Paula Rodriquez, infection control practitioner with Abilene Regional Medical Center, said that patients demanding antibiotics from physicians, even if they aren’t warranted, can be a factor in increasing resistance.
“Don’t expect an antibiotic every single time you go to the doctor, whether you have a fever or not,” she said, noting that in the past five to seven years, doctors and clinics have become more reluctant to give out antibiotics.
Perry agreed.
“That’s an inappropriate use of an antibiotic,” he said. “(Patients) need to trust their physician’s diagnosis and discretion about what’s best.”
Hendrick and Abilene Regional both have in-house antimicrobial stewardship programs and practice isolation for patients who present with multidrug-resistant bacteria.
“Family has to gown up, physicians have to gown up, they get disposable trays, and that is common practice,” Perry said. “When those patients get discharged, the room gets a terminal clean. I like to call it a bleach bath.”
Ultraviolet light is used to further cleanse the area, he said.
Rodriquez said detecting multidrug-resistant organisms through cultures, admission history and assessment of signs and symptoms is a priority to protect patients, visitors and employees.
Nursing staff and physicians are well-trained in the hospital’s infection-control policies for MDROs, she said.
Rodriquez said that patterns of resistance seen in certain pathogens are shared with the local health department, especially useful if both facilities note similar resistance.
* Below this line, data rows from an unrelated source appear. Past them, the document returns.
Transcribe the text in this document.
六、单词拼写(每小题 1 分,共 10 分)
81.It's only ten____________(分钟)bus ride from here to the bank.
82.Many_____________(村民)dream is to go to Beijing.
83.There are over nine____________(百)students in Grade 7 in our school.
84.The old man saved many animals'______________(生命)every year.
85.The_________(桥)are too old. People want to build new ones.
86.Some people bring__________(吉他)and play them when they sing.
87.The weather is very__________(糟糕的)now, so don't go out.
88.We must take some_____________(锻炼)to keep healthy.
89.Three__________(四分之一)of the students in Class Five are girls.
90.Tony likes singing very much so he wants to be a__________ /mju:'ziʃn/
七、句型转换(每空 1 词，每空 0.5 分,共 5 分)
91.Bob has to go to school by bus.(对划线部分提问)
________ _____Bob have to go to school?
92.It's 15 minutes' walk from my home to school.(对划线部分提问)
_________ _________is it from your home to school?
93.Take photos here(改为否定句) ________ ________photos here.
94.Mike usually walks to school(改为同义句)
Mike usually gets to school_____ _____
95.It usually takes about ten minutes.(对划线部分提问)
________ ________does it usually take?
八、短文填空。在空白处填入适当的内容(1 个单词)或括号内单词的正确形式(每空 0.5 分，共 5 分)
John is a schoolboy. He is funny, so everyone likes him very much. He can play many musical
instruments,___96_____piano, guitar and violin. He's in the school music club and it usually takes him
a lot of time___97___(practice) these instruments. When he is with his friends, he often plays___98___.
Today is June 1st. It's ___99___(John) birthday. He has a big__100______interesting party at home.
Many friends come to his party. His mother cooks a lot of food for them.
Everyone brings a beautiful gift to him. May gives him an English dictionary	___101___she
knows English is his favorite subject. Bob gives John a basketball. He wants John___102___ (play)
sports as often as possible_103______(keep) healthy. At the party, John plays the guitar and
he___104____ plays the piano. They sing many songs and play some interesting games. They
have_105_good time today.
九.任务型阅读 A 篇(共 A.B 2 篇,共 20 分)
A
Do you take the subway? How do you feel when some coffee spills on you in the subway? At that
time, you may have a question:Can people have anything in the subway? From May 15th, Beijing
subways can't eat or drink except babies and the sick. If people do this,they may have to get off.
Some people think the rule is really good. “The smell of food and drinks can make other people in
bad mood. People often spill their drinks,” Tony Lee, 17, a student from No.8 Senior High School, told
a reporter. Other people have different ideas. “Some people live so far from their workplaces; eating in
The No. 1 infection prevention tool is proper hand hygiene by those coming into contact with patients, a practice also important for patients themselves, she said.
Perry said the United States has good tools and procedures in place to stop the spread of strongly resistant bugs, something demonstrated in the recent Ebola outbreak, which ground to a halt once it hit U.S. shores.
Locally, we have been lucky, he said.
“Fortunately, we haven’t seen any extremely drug-resistant pathogens,” he said, though he noted multidrug-resistant pathogens are common at any hospital.
But the death of the patient in Nevada emphasizes why no matter one’s location, awareness and appropriate practices on the part of professionals and patients are needed.